By: Jessica Kelly and Christina Morgan

Lawyers and their clients are bound by Federal Rule of Civil Procedure 11 and its state rule counterparts not to pursue frivolous claims. In Trump v. Clinton et al., Judge Donald M. Middlebrooks of the United States District Court for the Southern District of Florida relied on Rule 11 to impose $937,989.39 in sanctions upon former President Donald Trump and his lead attorney, Alina Habba. In a forty-five-page order, the Court found Mr. Trump and his attorney acted in bad faith in bringing the underlying lawsuit, thereby unlocking the Court’s inherent power to assess attorneys’ fees and costs under Rule 11. 

First, the Court found Mr. Trump’s amended complaint to be a “shotgun pleading,” which set forth an excessive number of allegations “replete with conclusory, vague, and immaterial facts not obviously connected to any particular cause of action,” and “multiple claims against multiple defendants without specifying which of the defendants are responsible for which acts or omissions.” The Court noted that it had to sift through the unwieldy allegations “only to find they added up to no cognizable claim.”  

Second, the Court found the pleadings contained factual allegations that were knowingly false or made with reckless disregard for the truth. Mr. Trump “cherry-picked portions of public reports and filings” that often “contradicted his allegations,” and this “happened too often to be accidental.” For example, Mr. Trump’s allegation that Special Counsel Robert Mueller exonerated him and his campaign after finding no evidence of collusion with Russia was contradicted by the report itself, which explicitly states the investigation “does not exonerate him.” 

Third, the Court found the pleadings contained legal theories that were foreclosed by existing precedent and, therefore, were frivolous. The order identifies multiple examples of legal failings, including claims that were barred by statutes of limitations, the assertion of a malicious prosecution claim when Mr.

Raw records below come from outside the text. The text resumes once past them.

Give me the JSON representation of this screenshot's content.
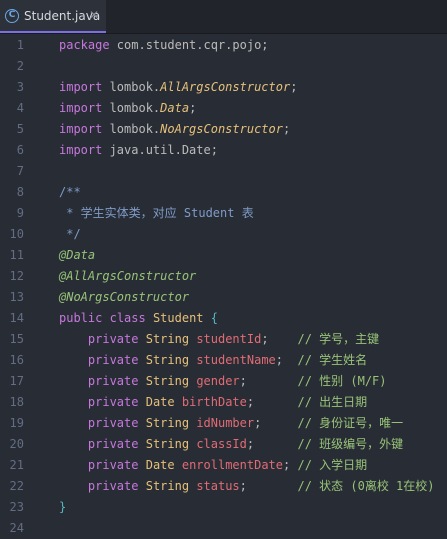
{
  "tab": {
    "label": "Student.java",
    "icon": "class-icon",
    "close": "✕"
  },
  "lines": [
    {
      "n": "1",
      "tokens": [
        [
          "package",
          "kw"
        ],
        [
          " com.student.cqr.pojo;",
          "pl"
        ]
      ]
    },
    {
      "n": "2",
      "tokens": []
    },
    {
      "n": "3",
      "tokens": [
        [
          "import",
          "kw"
        ],
        [
          " lombok.",
          "pl"
        ],
        [
          "AllArgsConstructor",
          "it"
        ],
        [
          ";",
          "pl"
        ]
      ]
    },
    {
      "n": "4",
      "tokens": [
        [
          "import",
          "kw"
        ],
        [
          " lombok.",
          "pl"
        ],
        [
          "Data",
          "it"
        ],
        [
          ";",
          "pl"
        ]
      ]
    },
    {
      "n": "5",
      "tokens": [
        [
          "import",
          "kw"
        ],
        [
          " lombok.",
          "pl"
        ],
        [
          "NoArgsConstructor",
          "it"
        ],
        [
          ";",
          "pl"
        ]
      ]
    },
    {
      "n": "6",
      "tokens": [
        [
          "import",
          "kw"
        ],
        [
          " java.util.Date;",
          "pl"
        ]
      ]
    },
    {
      "n": "7",
      "tokens": []
    },
    {
      "n": "8",
      "tokens": [
        [
          "/**",
          "doc"
        ]
      ]
    },
    {
      "n": "9",
      "tokens": [
        [
          " * 学生实体类，对应 Student 表",
          "doc"
        ]
      ]
    },
    {
      "n": "10",
      "tokens": [
        [
          " */",
          "doc"
        ]
      ]
    },
    {
      "n": "11",
      "tokens": [
        [
          "@Data",
          "an"
        ]
      ]
    },
    {
      "n": "12",
      "tokens": [
        [
          "@AllArgsConstructor",
          "an"
        ]
      ]
    },
    {
      "n": "13",
      "tokens": [
        [
          "@NoArgsConstructor",
          "an"
        ]
      ]
    },
    {
      "n": "14",
      "tokens": [
        [
          "public",
          "kw"
        ],
        [
          " ",
          "pl"
        ],
        [
          "class",
          "kw"
        ],
        [
          " ",
          "pl"
        ],
        [
          "Student",
          "cls"
        ],
        [
          " {",
          "br"
        ]
      ]
    },
    {
      "n": "15",
      "tokens": [
        [
          "    private",
          "kw"
        ],
        [
          " ",
          "pl"
        ],
        [
          "String",
          "ty"
        ],
        [
          " ",
          "pl"
        ],
        [
          "studentId",
          "fd"
        ],
        [
          ";",
          "pl"
        ],
        [
          "    // 学号，主键",
          "cmt"
        ]
      ]
    },
    {
      "n": "16",
      "tokens": [
        [
          "    private",
          "kw"
        ],
        [
          " ",
          "pl"
        ],
        [
          "String",
          "ty"
        ],
        [
          " ",
          "pl"
        ],
        [
          "studentName",
          "fd"
        ],
        [
          ";",
          "pl"
        ],
        [
          "  // 学生姓名",
          "cmt"
        ]
      ]
    },
    {
      "n": "17",
      "tokens": [
        [
          "    private",
          "kw"
        ],
        [
          " ",
          "pl"
        ],
        [
          "String",
          "ty"
        ],
        [
          " ",
          "pl"
        ],
        [
          "gender",
          "fd"
        ],
        [
          ";",
          "pl"
        ],
        [
          "       // 性别 (M/F)",
          "cmt"
        ]
      ]
    },
    {
      "n": "18",
      "tokens": [
        [
          "    private",
          "kw"
        ],
        [
          " ",
          "pl"
        ],
        [
          "Date",
          "ty"
        ],
        [
          " ",
          "pl"
        ],
        [
          "birthDate",
          "fd"
        ],
        [
          ";",
          "pl"
        ],
        [
          "      // 出生日期",
          "cmt"
        ]
      ]
    },
    {
      "n": "19",
      "tokens": [
        [
          "    private",
          "kw"
        ],
        [
          " ",
          "pl"
        ],
        [
          "String",
          "ty"
        ],
        [
          " ",
          "pl"
        ],
        [
          "idNumber",
          "fd"
        ],
        [
          ";",
          "pl"
        ],
        [
          "     // 身份证号，唯一",
          "cmt"
        ]
      ]
    },
    {
      "n": "20",
      "tokens": [
        [
          "    private",
          "kw"
        ],
        [
          " ",
          "pl"
        ],
        [
          "String",
          "ty"
        ],
        [
          " ",
          "pl"
        ],
        [
          "classId",
          "fd"
        ],
        [
          ";",
          "pl"
        ],
        [
          "      // 班级编号，外键",
          "cmt"
        ]
      ]
    },
    {
      "n": "21",
      "tokens": [
        [
          "    private",
          "kw"
        ],
        [
          " ",
          "pl"
        ],
        [
          "Date",
          "ty"
        ],
        [
          " ",
          "pl"
        ],
        [
          "enrollmentDate",
          "fd"
        ],
        [
          ";",
          "pl"
        ],
        [
          " // 入学日期",
          "cmt"
        ]
      ]
    },
    {
      "n": "22",
      "tokens": [
        [
          "    private",
          "kw"
        ],
        [
          " ",
          "pl"
        ],
        [
          "String",
          "ty"
        ],
        [
          " ",
          "pl"
        ],
        [
          "status",
          "fd"
        ],
        [
          ";",
          "pl"
        ],
        [
          "       // 状态 (0离校 1在校)",
          "cmt"
        ]
      ]
    },
    {
      "n": "23",
      "tokens": [
        [
          "}",
          "br"
        ]
      ]
    },
    {
      "n": "24",
      "tokens": []
    }
  ]
}
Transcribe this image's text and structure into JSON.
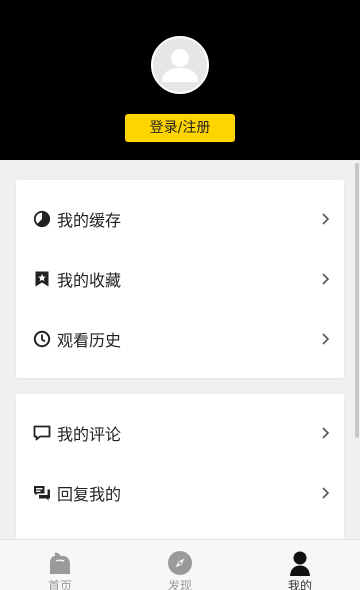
{
  "header": {
    "login_label": "登录/注册"
  },
  "menu_group_1": {
    "items": [
      {
        "label": "我的缓存",
        "icon": "pie-chart-icon"
      },
      {
        "label": "我的收藏",
        "icon": "bookmark-star-icon"
      },
      {
        "label": "观看历史",
        "icon": "clock-icon"
      }
    ]
  },
  "menu_group_2": {
    "items": [
      {
        "label": "我的评论",
        "icon": "comment-icon"
      },
      {
        "label": "回复我的",
        "icon": "reply-icon"
      }
    ]
  },
  "tabbar": {
    "tabs": [
      {
        "label": "首页",
        "icon": "home-icon"
      },
      {
        "label": "发现",
        "icon": "compass-icon"
      },
      {
        "label": "我的",
        "icon": "profile-icon"
      }
    ],
    "active_tab": "我的"
  },
  "colors": {
    "header_bg": "#000000",
    "login_button": "#ffd500",
    "page_bg": "#f0f0f0"
  }
}
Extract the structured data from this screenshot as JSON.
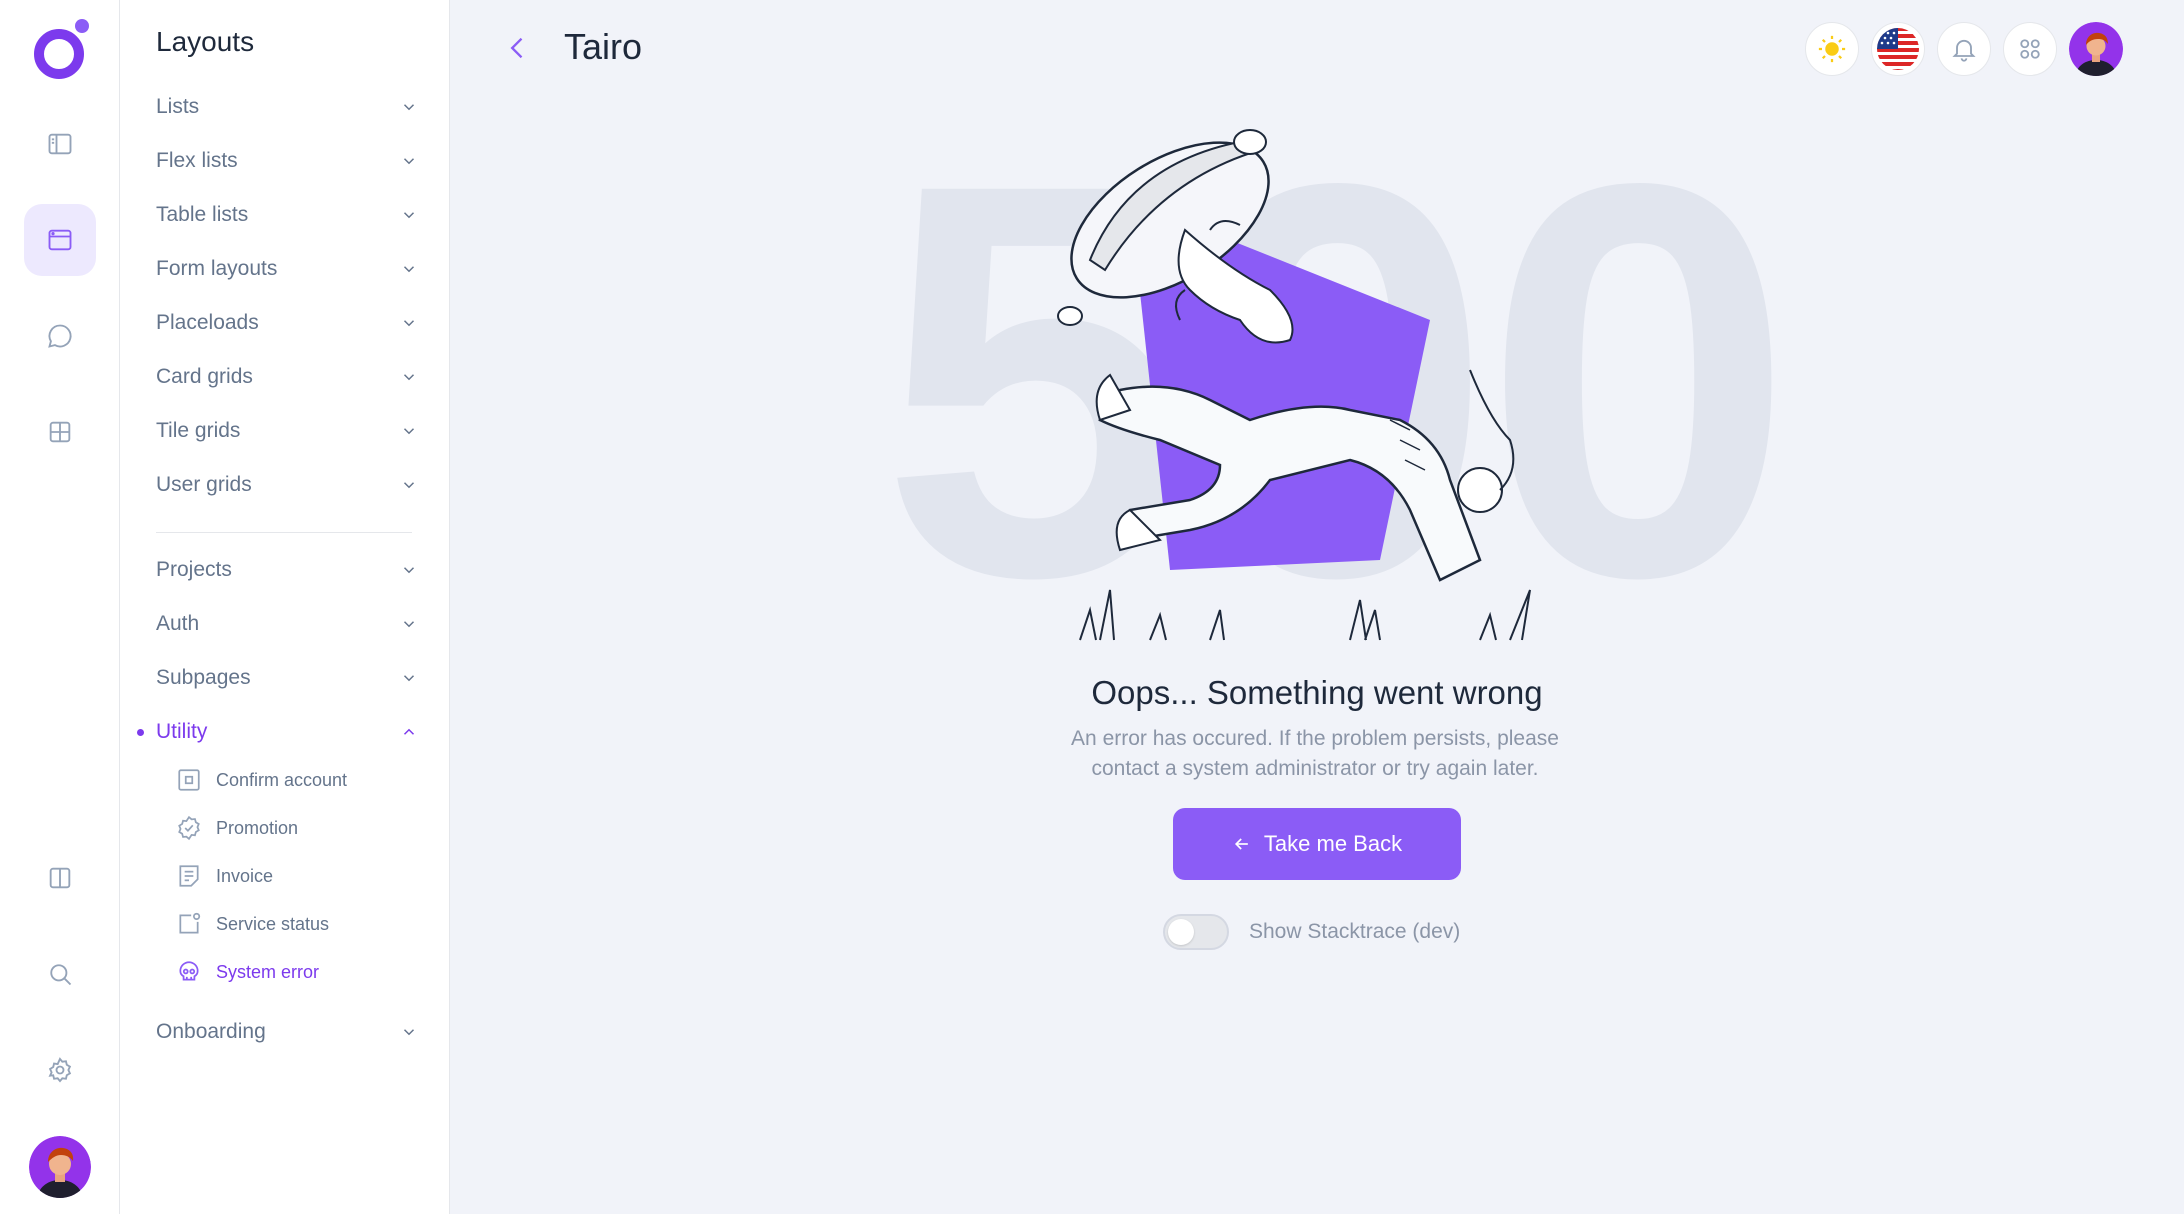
{
  "header": {
    "title": "Tairo"
  },
  "menu": {
    "title": "Layouts",
    "groups_top": [
      {
        "label": "Lists"
      },
      {
        "label": "Flex lists"
      },
      {
        "label": "Table lists"
      },
      {
        "label": "Form layouts"
      },
      {
        "label": "Placeloads"
      },
      {
        "label": "Card grids"
      },
      {
        "label": "Tile grids"
      },
      {
        "label": "User grids"
      }
    ],
    "groups_bottom": [
      {
        "label": "Projects"
      },
      {
        "label": "Auth"
      },
      {
        "label": "Subpages"
      },
      {
        "label": "Utility"
      }
    ],
    "utility_items": [
      {
        "label": "Confirm account",
        "icon": "confirm-account-icon"
      },
      {
        "label": "Promotion",
        "icon": "promotion-badge-icon"
      },
      {
        "label": "Invoice",
        "icon": "invoice-icon"
      },
      {
        "label": "Service status",
        "icon": "service-status-icon"
      },
      {
        "label": "System error",
        "icon": "skull-icon"
      }
    ],
    "last_group": {
      "label": "Onboarding"
    }
  },
  "error": {
    "code": "500",
    "title": "Oops... Something went wrong",
    "description_line1": "An error has occured. If the problem persists, please",
    "description_line2": "contact a system administrator or try again later.",
    "button_label": "Take me Back",
    "toggle_label": "Show Stacktrace (dev)",
    "toggle_on": false
  },
  "colors": {
    "accent": "#8b5cf6",
    "accent_dark": "#7c3aed",
    "background": "#f1f3f9",
    "muted_text": "#64748b"
  }
}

Trump was never prosecuted, the assertion of personal jurisdiction over the defendants because they “knew that Florida is a state in the United States which was an important one,” the assertion of a trade secret claim in the absence of a trade secret, and the assertion of an obstruction of justice claim not tied to any official proceeding as required by statute. 

Finally, the Court emphasized the pattern of litigation abuses committed by Mr. Trump and noted that in the case of a “repeat offender,” the Court can also consider the litigant’s conduct outside of the present dispute. The Court identified four other lawsuits initiated by Mr. Trump targeting the media and his political opponents and noted that Mr. Trump appeared undeterred by the potential consequences of frivolous filings. The Court also noted Mr. Trump’s pattern of accusing courts of bias whenever he suffered a judicial loss.     

While Judge Middlebrooks considered the conduct in this case to be particularly egregious, the order serves as a warning against even lesser litigation abuses and emphasizes the importance of crafting and advancing legitimate and well-supported factual narratives and legal arguments in pleadings. Counsel should be wary of excessively long and unfocused pleadings, false or misleading factual assertions, and invalid, as opposed to creative or novel, legal theories. Counsel who adopt an “everything-but-the-kitchen-sink” approach to pleadings likely face the imposition of sanctions and could subject their clients to sanctions as well.